Para alguns, a narrativa soará fortemente eurocêntrica,
mas a abordagem é acompanhada por um esforço tão sincero e inteligente do autor
e sua equipe no sentido de integrar as diferentes civilizações, sociedades e culturas
numa história global – uma “história das civilizações”, como o autor se refere
– que a perspectiva europeizante perde a relevância. Na história proposta pelo
autor, as diferentes civilizações – desde o início dos tempos – interagem umas
com as outras por meio do comércio e até mesmo por guerras de conquista e
acabam construindo um amálgama comum.
O autor não ignora as mazelas do colonialismo e
imperialismo europeus (conforme se lê nas abordagens do tambor sudanês e escudo
australiano citados acima, “capturados” por agentes do Império Britânico em
operação no Sudão e Austrália, marechal Horatio Kitchner e capitão James Cook
respectivamente), mas prevalece o entendimento de que existe uma “família
humana”. Para o autor, essa “família humana” não é uma metáfora vazia e, sim, formada
por “toda a humanidade [a qual] tem as mesmas necessidades e preocupações,
medos e esperanças”.
Se o leitor sintonizar com essa abordagem, a leitura
será enriquecedora e saborosa. Afinal, cada peça escolhida encerra diversas
camadas de histórias e descortina aspectos variados da história da humanidade.

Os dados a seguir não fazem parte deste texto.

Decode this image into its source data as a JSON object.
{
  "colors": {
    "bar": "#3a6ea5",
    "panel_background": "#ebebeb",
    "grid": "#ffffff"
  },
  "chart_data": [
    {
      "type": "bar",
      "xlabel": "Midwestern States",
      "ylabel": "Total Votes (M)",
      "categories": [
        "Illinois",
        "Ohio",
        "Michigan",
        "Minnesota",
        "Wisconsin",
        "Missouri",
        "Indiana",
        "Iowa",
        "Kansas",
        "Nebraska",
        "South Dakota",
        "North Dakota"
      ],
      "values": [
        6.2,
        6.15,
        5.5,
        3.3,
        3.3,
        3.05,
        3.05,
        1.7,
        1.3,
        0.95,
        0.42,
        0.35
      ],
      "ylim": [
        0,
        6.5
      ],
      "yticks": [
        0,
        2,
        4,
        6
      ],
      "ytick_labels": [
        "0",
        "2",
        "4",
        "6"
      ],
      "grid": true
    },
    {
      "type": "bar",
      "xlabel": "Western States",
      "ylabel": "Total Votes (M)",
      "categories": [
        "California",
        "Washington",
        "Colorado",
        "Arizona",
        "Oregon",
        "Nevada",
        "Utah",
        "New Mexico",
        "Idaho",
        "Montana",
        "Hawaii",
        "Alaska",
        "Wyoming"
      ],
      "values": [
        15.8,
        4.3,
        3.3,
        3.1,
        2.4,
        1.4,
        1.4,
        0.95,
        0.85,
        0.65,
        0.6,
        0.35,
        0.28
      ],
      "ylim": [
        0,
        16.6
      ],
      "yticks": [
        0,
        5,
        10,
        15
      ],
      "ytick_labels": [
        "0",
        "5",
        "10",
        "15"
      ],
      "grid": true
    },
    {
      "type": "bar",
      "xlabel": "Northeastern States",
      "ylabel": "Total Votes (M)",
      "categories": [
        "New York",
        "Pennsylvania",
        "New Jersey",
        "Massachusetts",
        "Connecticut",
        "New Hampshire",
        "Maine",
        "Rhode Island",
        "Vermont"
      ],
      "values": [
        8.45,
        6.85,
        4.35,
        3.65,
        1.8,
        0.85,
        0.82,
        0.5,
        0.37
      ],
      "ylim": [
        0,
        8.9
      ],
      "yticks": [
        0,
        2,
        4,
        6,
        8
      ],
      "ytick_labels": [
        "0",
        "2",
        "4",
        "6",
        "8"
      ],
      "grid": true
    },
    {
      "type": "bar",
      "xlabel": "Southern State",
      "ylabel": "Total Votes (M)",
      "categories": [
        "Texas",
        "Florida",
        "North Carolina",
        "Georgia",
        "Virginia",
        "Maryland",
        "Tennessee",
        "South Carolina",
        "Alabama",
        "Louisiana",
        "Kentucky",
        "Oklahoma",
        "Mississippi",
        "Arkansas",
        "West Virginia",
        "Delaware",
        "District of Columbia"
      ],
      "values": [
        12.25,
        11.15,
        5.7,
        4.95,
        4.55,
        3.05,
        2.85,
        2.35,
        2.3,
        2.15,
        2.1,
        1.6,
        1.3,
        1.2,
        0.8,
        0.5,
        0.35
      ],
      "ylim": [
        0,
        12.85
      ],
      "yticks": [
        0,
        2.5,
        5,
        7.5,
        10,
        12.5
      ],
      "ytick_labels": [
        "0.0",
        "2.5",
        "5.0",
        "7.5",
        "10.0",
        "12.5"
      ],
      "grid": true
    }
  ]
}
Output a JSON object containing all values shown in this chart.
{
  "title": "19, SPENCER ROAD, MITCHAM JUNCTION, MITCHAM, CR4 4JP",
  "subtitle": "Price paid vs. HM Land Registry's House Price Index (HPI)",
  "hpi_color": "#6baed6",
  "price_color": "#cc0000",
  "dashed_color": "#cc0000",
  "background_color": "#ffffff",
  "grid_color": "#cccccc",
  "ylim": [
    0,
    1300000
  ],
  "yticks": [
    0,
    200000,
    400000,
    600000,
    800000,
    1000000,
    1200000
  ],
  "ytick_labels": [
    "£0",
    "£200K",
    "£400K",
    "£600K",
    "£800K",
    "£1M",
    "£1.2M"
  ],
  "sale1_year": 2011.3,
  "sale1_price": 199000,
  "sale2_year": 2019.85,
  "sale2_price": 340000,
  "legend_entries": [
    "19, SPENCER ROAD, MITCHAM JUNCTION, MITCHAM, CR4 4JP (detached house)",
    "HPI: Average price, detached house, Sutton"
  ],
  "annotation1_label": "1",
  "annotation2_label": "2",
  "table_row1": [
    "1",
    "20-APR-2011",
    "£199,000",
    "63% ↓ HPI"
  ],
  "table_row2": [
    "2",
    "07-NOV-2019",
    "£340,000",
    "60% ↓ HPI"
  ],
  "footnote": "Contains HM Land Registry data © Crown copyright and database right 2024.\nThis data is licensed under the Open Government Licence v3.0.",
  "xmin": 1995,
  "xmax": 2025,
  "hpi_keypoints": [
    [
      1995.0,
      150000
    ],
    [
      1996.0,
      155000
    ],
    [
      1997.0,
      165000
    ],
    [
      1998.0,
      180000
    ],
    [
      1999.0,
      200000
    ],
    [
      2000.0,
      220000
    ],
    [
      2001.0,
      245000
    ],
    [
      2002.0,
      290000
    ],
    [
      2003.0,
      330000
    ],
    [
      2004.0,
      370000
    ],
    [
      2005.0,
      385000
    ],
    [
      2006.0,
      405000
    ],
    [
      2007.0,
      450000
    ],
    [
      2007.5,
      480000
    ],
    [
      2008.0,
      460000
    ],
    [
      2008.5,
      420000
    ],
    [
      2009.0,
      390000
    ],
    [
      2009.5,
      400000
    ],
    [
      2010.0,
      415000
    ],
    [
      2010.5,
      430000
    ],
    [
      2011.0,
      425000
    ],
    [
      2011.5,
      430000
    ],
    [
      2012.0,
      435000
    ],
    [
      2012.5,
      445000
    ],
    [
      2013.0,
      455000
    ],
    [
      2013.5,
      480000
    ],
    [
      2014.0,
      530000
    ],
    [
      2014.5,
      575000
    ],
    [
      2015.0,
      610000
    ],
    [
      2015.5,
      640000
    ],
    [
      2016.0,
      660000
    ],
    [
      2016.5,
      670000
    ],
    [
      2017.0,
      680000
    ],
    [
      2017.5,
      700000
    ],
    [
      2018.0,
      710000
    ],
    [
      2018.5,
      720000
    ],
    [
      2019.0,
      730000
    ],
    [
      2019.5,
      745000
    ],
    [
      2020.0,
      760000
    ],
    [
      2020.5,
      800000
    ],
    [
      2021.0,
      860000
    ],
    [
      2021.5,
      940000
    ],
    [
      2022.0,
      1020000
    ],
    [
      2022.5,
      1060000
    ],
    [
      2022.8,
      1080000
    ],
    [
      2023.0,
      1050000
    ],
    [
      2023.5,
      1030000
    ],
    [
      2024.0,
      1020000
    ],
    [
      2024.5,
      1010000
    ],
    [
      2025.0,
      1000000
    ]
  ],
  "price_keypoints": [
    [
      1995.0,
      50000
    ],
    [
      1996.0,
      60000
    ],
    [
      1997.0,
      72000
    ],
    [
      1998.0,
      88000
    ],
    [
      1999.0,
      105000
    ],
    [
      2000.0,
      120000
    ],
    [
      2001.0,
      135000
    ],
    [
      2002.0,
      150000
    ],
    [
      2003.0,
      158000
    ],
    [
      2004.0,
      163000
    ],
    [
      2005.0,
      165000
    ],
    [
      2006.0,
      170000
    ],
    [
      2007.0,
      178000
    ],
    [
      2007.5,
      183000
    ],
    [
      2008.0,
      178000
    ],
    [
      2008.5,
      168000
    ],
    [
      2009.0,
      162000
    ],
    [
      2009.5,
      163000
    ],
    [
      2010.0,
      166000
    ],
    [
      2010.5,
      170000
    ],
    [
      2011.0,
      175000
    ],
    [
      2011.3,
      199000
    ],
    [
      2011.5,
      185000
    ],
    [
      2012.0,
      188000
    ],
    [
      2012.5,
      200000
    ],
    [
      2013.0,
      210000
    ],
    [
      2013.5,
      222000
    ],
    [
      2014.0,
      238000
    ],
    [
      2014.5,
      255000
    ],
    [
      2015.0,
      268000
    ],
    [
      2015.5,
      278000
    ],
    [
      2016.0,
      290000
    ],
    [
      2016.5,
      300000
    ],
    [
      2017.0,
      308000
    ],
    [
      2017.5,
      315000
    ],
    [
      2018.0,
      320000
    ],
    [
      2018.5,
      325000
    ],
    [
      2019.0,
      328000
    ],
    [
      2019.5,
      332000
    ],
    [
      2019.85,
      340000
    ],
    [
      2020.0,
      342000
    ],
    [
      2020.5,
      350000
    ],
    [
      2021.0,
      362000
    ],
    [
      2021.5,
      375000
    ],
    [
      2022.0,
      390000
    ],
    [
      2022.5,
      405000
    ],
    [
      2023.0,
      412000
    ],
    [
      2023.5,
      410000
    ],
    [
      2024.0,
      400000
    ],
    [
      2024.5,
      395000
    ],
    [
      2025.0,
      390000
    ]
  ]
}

A Pedra da Roseta tanto é um documento burocrático da dinastia ptolemaica
(grega) que dominava o Egito no século II a.C., quanto uma peça de disputa
entre franceses e ingleses durante as Guerras Napoleônicos, quanto o documento
fundamental para a descoberta da escrita hieroglífica. E a escultura de Ramsés
II tanto é um objeto do culto religioso do Egito dos faraós quanto a peça que
revelou aos europeus, no início do século XIX, que a grande arte não iniciara
na Grécia, que outras civilizações existiram antes, tão criativas quanto os
antigos helenos.
Como se vê, uma leitura fascinante – a nos convidar a
conhecer o mundo, suas diferentes facetas (civilizações, sociedades e culturas)
e, quem sabe, a também a cruzar o oceano e percorrer as galerias do Museu
Britânico.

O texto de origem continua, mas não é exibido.